Con una mezcla de fantasía onírica y sórdida realidad, Jean-Christophe Maillot, nos introduce en LAC, “El Lago” o la adaptación personal que este concibiera inspirado en El Lago de los Cisnes, el cuento de Jean Rouaud.
Cuan los motivos estéticos y morales del cine surrealista de René Clair o Francis Picabia, con una bella metáfora visual inicial en blanco y negro que contextualiza al espectador sobre el desapego del amor infantil, en este caso, del príncipe Sigfrido, se da apertura formal a la obra.
Esa primera sobrecogedora imagen lírica de uniones arbitrarias entre planos, nos conecta con la escenografía del artista plástico Ernest Pignon. Un decorado simple en elementos, pero de fuerza corpuscular en su esencia, sobre todo, gracias a los resultados de una iluminación efectista y bien dirigida.
El minimalista palacio del primer acto se matiza con el colorido del vestuario de Philippe Guillotel que, sobre las tablas de la sala principal del Teatro Nacional, irrumpe con arrojo y elegancia a través de las técnicas clásicas y contemporáneas que, los treinta bailarines de Les Ballets de Monte Carlo, apoyados en la imperecedera música de Chaikowsky, realizan con ejemplar virtuosismo.
La perfección de giros mortales, como los del Bufón amigo de Sigfrido, son sólo el previo dramático para la entrada del malvado mago Rothbart, ahora transformado en una dominante y seductora reina de las tinieblas, cuyos brazos se convierten en la danza de dos acólitos, que se funden con ella en cada uno de sus pasos.
Así, la coreografía inicial de Petipa e Ivanov deja paso al ritmo moderno protagonizado por los bailarines que, en un segundo y tercer acto, se debaten con sus miedos, anhelos y contradicciones, entre lo racional y lo irracional. Un torrente de emociones en donde tiene cabida el miedo, la frustración, el rechazo pero también la comicidad y lo absurdo, exagerando las circunstancias de la narrativa clásica.
Una puesta en escena moderna y transgresora, envuelta por el azar y los imprevistos fantásticos, que nada tiene que ver con la primera presentación en el Teatro Bolshói de Moscú allá por 1877 de esta pieza universal. Eso sí, la eterna lucha del bien y del mal, protagonizada por el príncipe Sigfrido y Odette se mantiene. El cómo es la diferencia. Maillot se decanta por enfatizar los contrastes. El blanco es símbolo de la belleza y pureza de Odette.
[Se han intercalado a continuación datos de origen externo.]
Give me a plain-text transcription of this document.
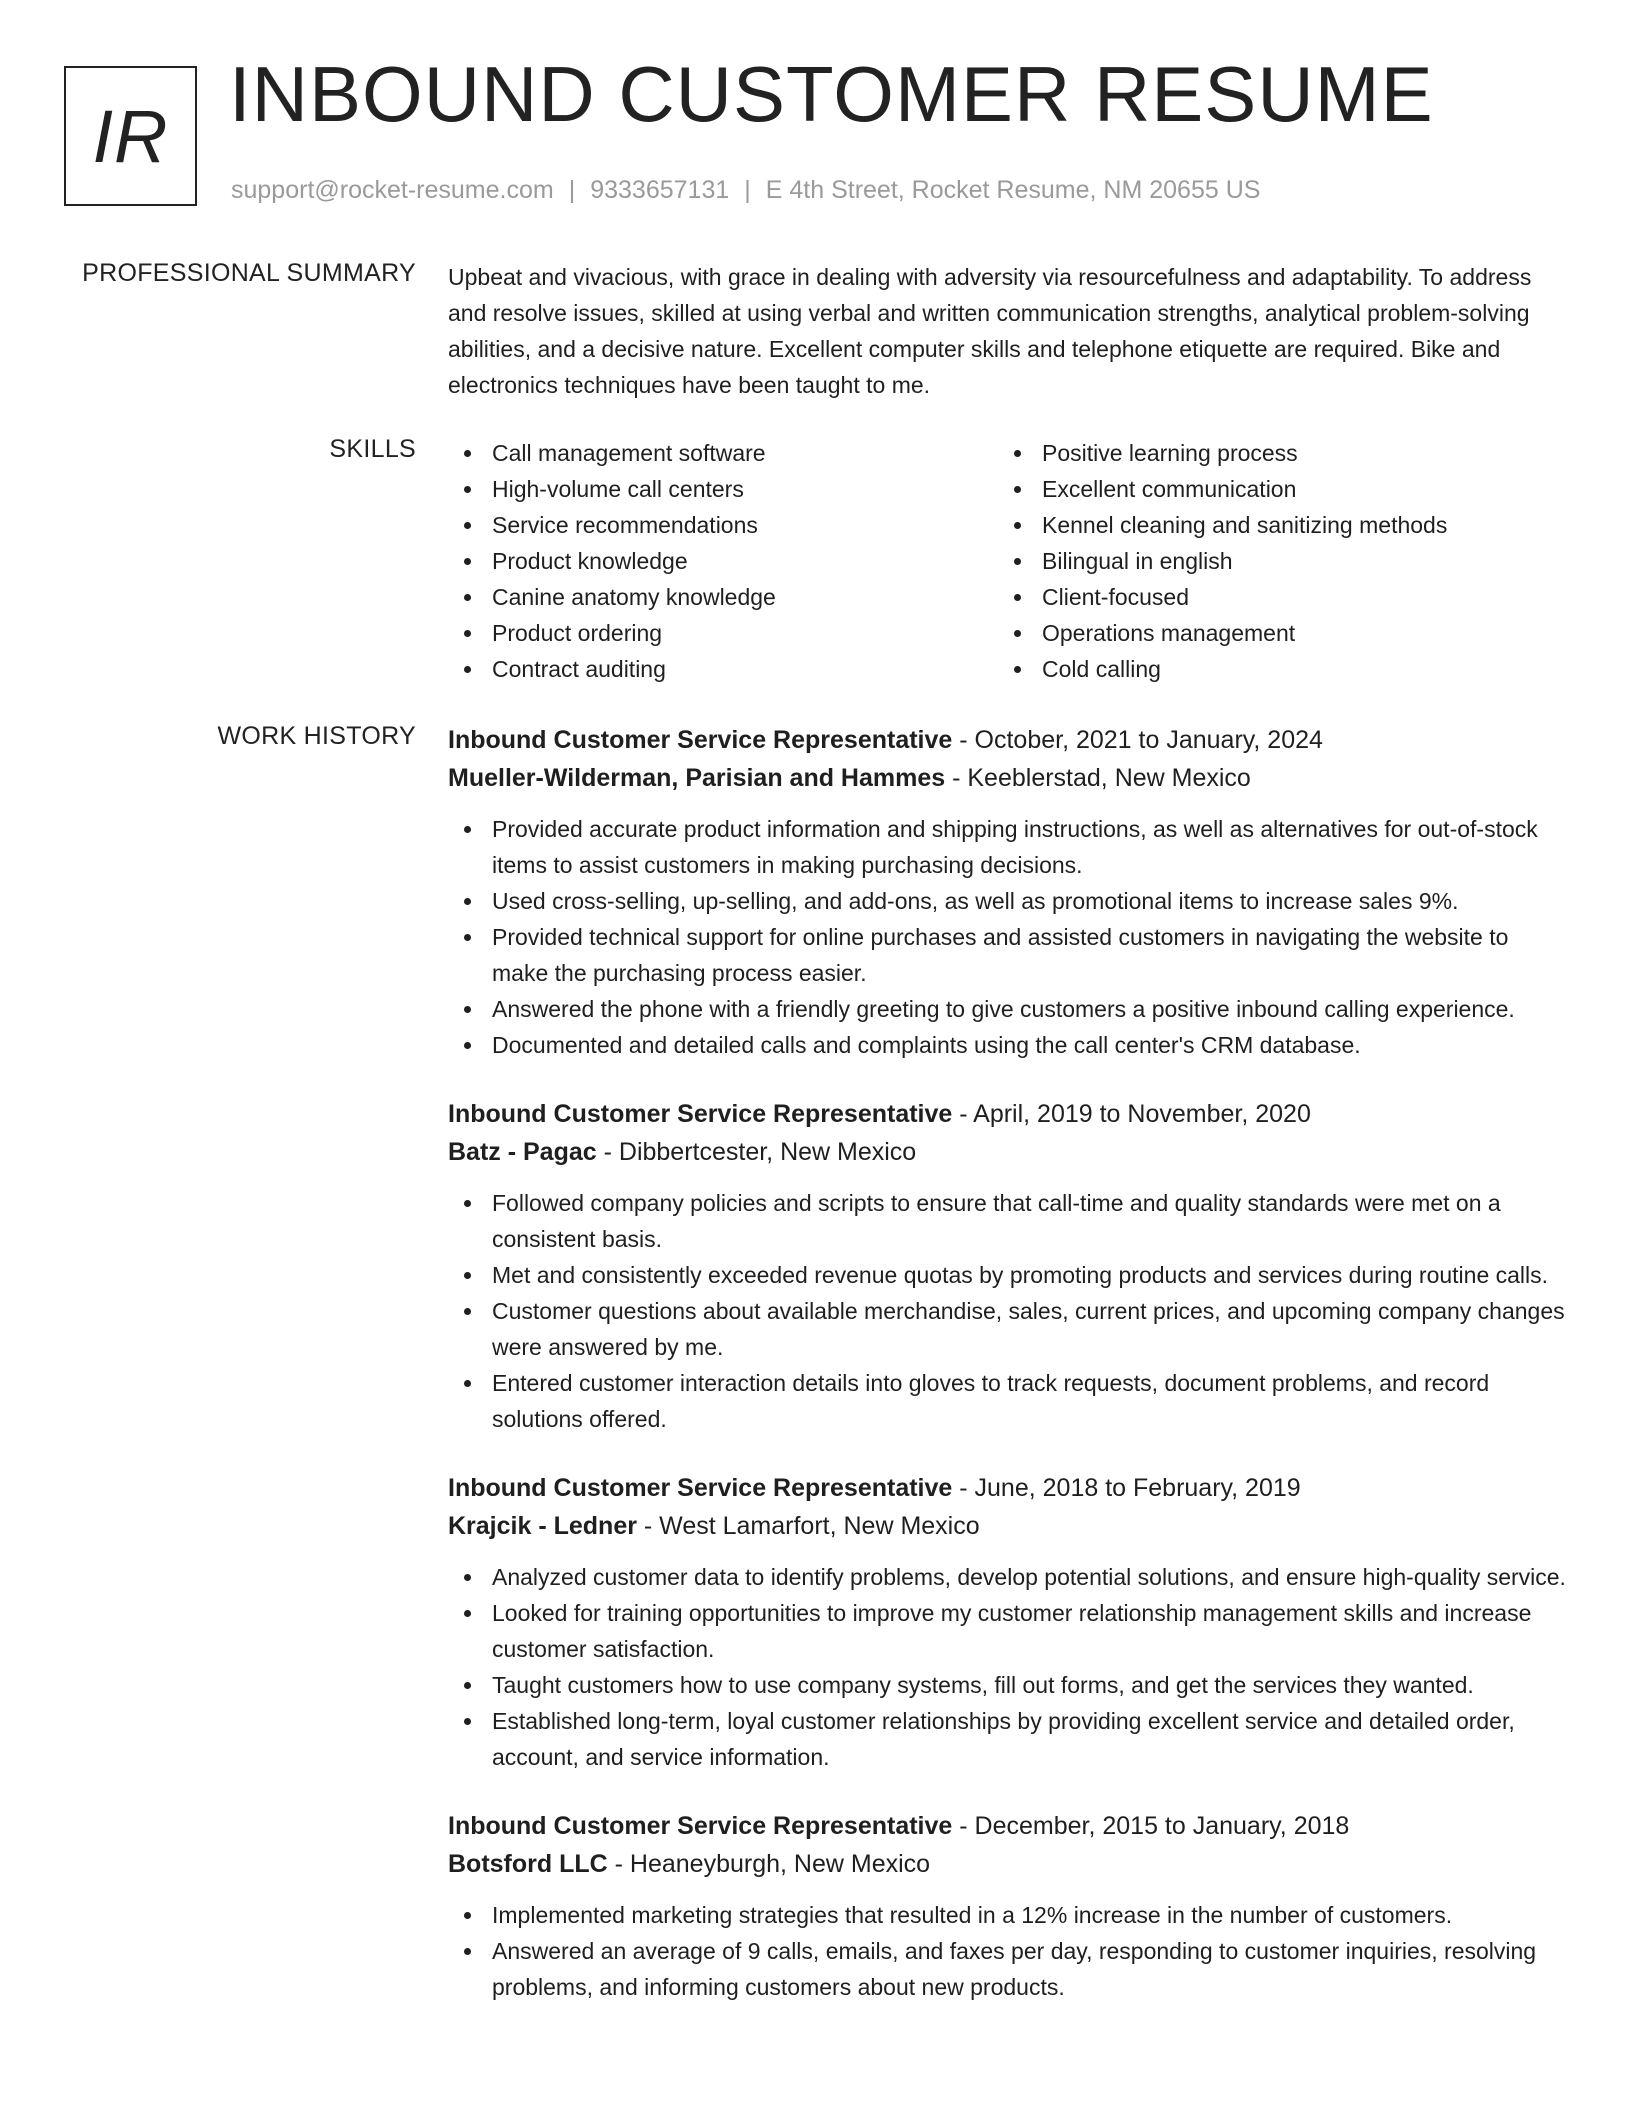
IR INBOUND CUSTOMER RESUME
support@rocket-resume.com | 9333657131 | E 4th Street, Rocket Resume, NM 20655 US
PROFESSIONAL SUMMARY Upbeat and vivacious, with grace in dealing with adversity via resourcefulness and adaptability. To address and resolve issues, skilled at using verbal and written communication strengths, analytical problem-solving abilities, and a decisive nature. Excellent computer skills and telephone etiquette are required. Bike and electronics techniques have been taught to me.

SKILLS	Call management software
High-volume call centers
Service recommendations
Product knowledge
Canine anatomy knowledge
Product ordering
Contract auditing
Positive learning process
Excellent communication
Kennel cleaning and sanitizing methods
Bilingual in english
Client-focused
Operations management
Cold calling
WORK HISTORY Inbound Customer Service Representative - October, 2021 to January, 2024
Mueller-Wilderman, Parisian and Hammes - Keeblerstad, New Mexico
Provided accurate product information and shipping instructions, as well as alternatives for out-of-stock items to assist customers in making purchasing decisions.
Used cross-selling, up-selling, and add-ons, as well as promotional items to increase sales 9%.
Provided technical support for online purchases and assisted customers in navigating the website to make the purchasing process easier.
Answered the phone with a friendly greeting to give customers a positive inbound calling experience.
Documented and detailed calls and complaints using the call center's CRM database.
Inbound Customer Service Representative - April, 2019 to November, 2020
Batz - Pagac - Dibbertcester, New Mexico
Followed company policies and scripts to ensure that call-time and quality standards were met on a consistent basis.
Met and consistently exceeded revenue quotas by promoting products and services during routine calls.
Customer questions about available merchandise, sales, current prices, and upcoming company changes were answered by me.
Entered customer interaction details into gloves to track requests, document problems, and record solutions offered.
Inbound Customer Service Representative - June, 2018 to February, 2019
Krajcik - Ledner - West Lamarfort, New Mexico
Analyzed customer data to identify problems, develop potential solutions, and ensure high-quality service.
Looked for training opportunities to improve my customer relationship management skills and increase customer satisfaction.
Taught customers how to use company systems, fill out forms, and get the services they wanted.
Established long-term, loyal customer relationships by providing excellent service and detailed order, account, and service information.
Inbound Customer Service Representative - December, 2015 to January, 2018
Botsford LLC - Heaneyburgh, New Mexico
Implemented marketing strategies that resulted in a 12% increase in the number of customers.
Answered an average of 9 calls, emails, and faxes per day, responding to customer inquiries, resolving problems, and informing customers about new products.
El negro, la maldad y la oscuridad de Odile. El dorado, la opulencia, el control, y la vanidad, del rey y la reina.
Una obra transgresora en efecto pero que conserva el clasicismo de la técnica académica. El final deja absorto al espectador que, de forma natural, se ve envuelto en una trama intensa, cuyo desenlace se desvanece ante sus ojos, en un efecto visual único e irrepetible que arranca inexorablemente el aplauso del público. Lástima que semejante espectáculo no tuviera la interpretación sinfónica en vivo de la pieza del célebre compositor ruso.